A -- 0.6 -- B -- 0.6 -- C

The probability that A and B are duplicates is 60%, the probability that B and C are duplicates is 60%, but what is the probability that A and C are duplicates?

Let’s say that everything is going perfectly and we can say there’s a 36% probability that A and C are duplicates. We’d probably want to say that A and C should not be considered duplicates.

Okay, then should we say that A and B are a duplicate pair and C is a distinct record or that A is the distinct record and that B and C are duplicates?

Well… this is a thorny problem, and we tried solving it a few different ways. In the end, we found that hierarchical clustering with centroid linkage gave us the best results. What this algorithm does is say that all points within some distance of centroid are part of the same group. In this example, B would be the centroid - and A, B, C and would all be put in the same group.

Unfortunately, a more principled answer does not exist because the estimated pairwise probabilities are not transitive.

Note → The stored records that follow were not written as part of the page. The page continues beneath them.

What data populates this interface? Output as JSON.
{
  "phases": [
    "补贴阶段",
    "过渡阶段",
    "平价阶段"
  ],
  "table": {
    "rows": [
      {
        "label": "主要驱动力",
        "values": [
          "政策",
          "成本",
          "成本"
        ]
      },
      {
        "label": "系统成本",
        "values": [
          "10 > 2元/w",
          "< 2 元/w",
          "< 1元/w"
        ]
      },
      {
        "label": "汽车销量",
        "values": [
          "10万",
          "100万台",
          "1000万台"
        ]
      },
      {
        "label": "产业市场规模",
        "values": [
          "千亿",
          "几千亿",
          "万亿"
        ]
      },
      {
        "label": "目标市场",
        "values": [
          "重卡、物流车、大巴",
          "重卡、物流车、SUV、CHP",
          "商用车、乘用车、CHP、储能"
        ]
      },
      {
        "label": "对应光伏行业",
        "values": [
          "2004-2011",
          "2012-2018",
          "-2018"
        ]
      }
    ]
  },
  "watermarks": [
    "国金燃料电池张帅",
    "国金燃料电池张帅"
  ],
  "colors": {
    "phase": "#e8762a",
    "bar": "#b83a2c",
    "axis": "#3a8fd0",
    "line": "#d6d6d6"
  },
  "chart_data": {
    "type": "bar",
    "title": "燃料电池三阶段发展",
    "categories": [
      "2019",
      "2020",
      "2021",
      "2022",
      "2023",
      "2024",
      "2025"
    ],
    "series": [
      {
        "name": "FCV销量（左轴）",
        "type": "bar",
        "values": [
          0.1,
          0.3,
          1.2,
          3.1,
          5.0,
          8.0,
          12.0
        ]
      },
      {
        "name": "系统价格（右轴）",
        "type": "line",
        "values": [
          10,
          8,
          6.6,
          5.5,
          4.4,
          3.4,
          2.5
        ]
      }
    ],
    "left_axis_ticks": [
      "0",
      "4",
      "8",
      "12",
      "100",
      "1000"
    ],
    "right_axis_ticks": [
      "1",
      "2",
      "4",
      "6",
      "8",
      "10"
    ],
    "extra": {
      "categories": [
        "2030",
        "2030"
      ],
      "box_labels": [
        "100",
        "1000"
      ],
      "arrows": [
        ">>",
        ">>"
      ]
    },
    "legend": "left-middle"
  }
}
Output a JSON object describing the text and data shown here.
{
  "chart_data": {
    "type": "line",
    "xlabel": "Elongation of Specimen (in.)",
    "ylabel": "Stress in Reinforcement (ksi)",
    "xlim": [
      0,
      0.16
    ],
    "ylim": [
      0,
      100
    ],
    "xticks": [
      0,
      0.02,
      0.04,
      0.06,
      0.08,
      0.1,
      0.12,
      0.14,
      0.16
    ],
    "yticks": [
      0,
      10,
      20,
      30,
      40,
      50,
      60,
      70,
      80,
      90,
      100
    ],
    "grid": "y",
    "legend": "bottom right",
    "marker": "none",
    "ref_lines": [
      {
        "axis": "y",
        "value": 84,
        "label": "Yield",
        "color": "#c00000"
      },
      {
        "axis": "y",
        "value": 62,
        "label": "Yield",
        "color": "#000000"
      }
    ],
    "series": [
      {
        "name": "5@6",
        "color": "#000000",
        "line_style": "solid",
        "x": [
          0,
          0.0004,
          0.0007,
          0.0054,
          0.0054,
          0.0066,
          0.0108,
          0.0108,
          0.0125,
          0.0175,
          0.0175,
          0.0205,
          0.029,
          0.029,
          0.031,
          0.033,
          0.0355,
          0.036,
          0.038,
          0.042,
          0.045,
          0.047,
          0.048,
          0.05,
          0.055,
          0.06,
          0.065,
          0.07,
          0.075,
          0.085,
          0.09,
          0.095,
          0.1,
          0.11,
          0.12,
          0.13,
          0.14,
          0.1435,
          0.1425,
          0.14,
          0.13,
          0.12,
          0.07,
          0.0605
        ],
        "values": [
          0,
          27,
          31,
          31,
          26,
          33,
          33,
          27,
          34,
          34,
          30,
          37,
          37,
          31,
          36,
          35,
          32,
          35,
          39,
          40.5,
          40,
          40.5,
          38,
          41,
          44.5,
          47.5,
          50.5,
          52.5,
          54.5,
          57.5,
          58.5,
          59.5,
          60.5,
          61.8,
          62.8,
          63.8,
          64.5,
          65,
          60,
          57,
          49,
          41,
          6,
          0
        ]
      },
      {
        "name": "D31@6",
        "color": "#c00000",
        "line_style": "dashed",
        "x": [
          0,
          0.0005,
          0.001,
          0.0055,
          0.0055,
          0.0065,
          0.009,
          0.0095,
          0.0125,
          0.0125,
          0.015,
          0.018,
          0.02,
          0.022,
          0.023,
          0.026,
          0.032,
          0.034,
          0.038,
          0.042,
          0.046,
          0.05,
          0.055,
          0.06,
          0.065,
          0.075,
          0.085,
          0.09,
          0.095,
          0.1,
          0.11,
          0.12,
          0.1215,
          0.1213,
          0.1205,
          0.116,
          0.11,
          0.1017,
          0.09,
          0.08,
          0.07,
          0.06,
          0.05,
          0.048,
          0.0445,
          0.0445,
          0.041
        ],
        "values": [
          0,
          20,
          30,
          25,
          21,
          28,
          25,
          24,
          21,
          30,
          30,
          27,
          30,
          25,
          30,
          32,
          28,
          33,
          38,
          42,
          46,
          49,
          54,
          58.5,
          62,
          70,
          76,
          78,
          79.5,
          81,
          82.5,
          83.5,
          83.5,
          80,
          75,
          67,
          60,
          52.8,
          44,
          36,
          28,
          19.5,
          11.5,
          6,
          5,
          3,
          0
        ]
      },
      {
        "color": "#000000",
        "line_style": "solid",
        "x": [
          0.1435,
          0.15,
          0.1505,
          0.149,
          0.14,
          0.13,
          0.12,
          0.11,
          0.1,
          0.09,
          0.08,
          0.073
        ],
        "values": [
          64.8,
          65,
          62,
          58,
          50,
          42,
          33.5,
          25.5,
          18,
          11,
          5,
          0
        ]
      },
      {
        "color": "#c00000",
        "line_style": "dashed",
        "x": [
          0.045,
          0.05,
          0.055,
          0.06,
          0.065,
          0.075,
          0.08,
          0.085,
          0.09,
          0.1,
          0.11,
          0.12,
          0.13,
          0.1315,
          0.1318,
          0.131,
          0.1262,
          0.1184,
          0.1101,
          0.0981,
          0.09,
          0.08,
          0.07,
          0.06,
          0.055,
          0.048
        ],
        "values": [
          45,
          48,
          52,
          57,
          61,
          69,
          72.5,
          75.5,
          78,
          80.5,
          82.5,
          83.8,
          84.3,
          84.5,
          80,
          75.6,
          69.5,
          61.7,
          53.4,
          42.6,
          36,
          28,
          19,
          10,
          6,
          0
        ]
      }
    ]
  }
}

Clustering the groups depends on us setting a threshold for group membership – the distance of the points to the centroid. Depending on how we choose that threshold, we’ll get very different groups, and we will want to choose this threshold wisely.

In recent years, there has been some very exciting research that solves the problem of turning pairwise distances into clusters, by avoiding making pairwise comparisons altogether. Unfortunately, these developments are not compatible with Dedupe’s pairwise approach. See, Michael Wick, et.al, 2012. “A Discriminative Hierarchical Model for Fast Coreference at Large Scale” and Rebecca C. Steorts, et. al., 2013. “A Bayesian Approach to Graphical Record Linkage and De-duplication”.

Choosing a Good Threshold

Dedupe can predict the probability that a pair of records are duplicates. So, how should we decide that a pair of records really are duplicates?

To answer this question we need to know something about Precision and Recall. Why don’t you check out the Wikipedia page and come back here.

There’s always a trade-off between precision and recall. That’s okay. As long as we know how much we care about precision vs. recall, we can define an F-score that will let us find a threshold for deciding when records are duplicates that is optimal for our priorities.

Typically, the way that we find that threshold is by looking at the true precision and recall of some data where we know their true labels - where we know the real duplicates. However, we will only get a good threshold if the labeled examples are representative of the data we are trying to classify.

So here’s the problem - the labeled examples that we make with Dedupe are not at all representative, and that’s by design. In the active learning step, we are not trying to find the most representative data examples. We’re trying to find the ones that will teach us the most.

The approach we take here is to take a random sample of blocked data, and then calculate the pairwise probability that records will be duplicates within each block. From these probabilities we can calculate the expected number of duplicates and distinct pairs, so we can calculate the expected precision and recall.

Special Cases

The process we have been describing is for the most general case–when you have a dataset where an arbitrary number of records can all refer to the same entity.

There are certain special cases where we can make more assumptions about how records can be linked, which if true, make the problem much simpler.

One important case we call Record Linkage. Say you have two datasets and you want to find the records in each dataset that refer to the same thing. If you can assume that each dataset, individually, is unique, then this puts a big constraint on how records can match. If this uniqueness assumption holds, then (A) two records can only refer to the same entity if they are from different datasets and (B) no other record can match either of those two records.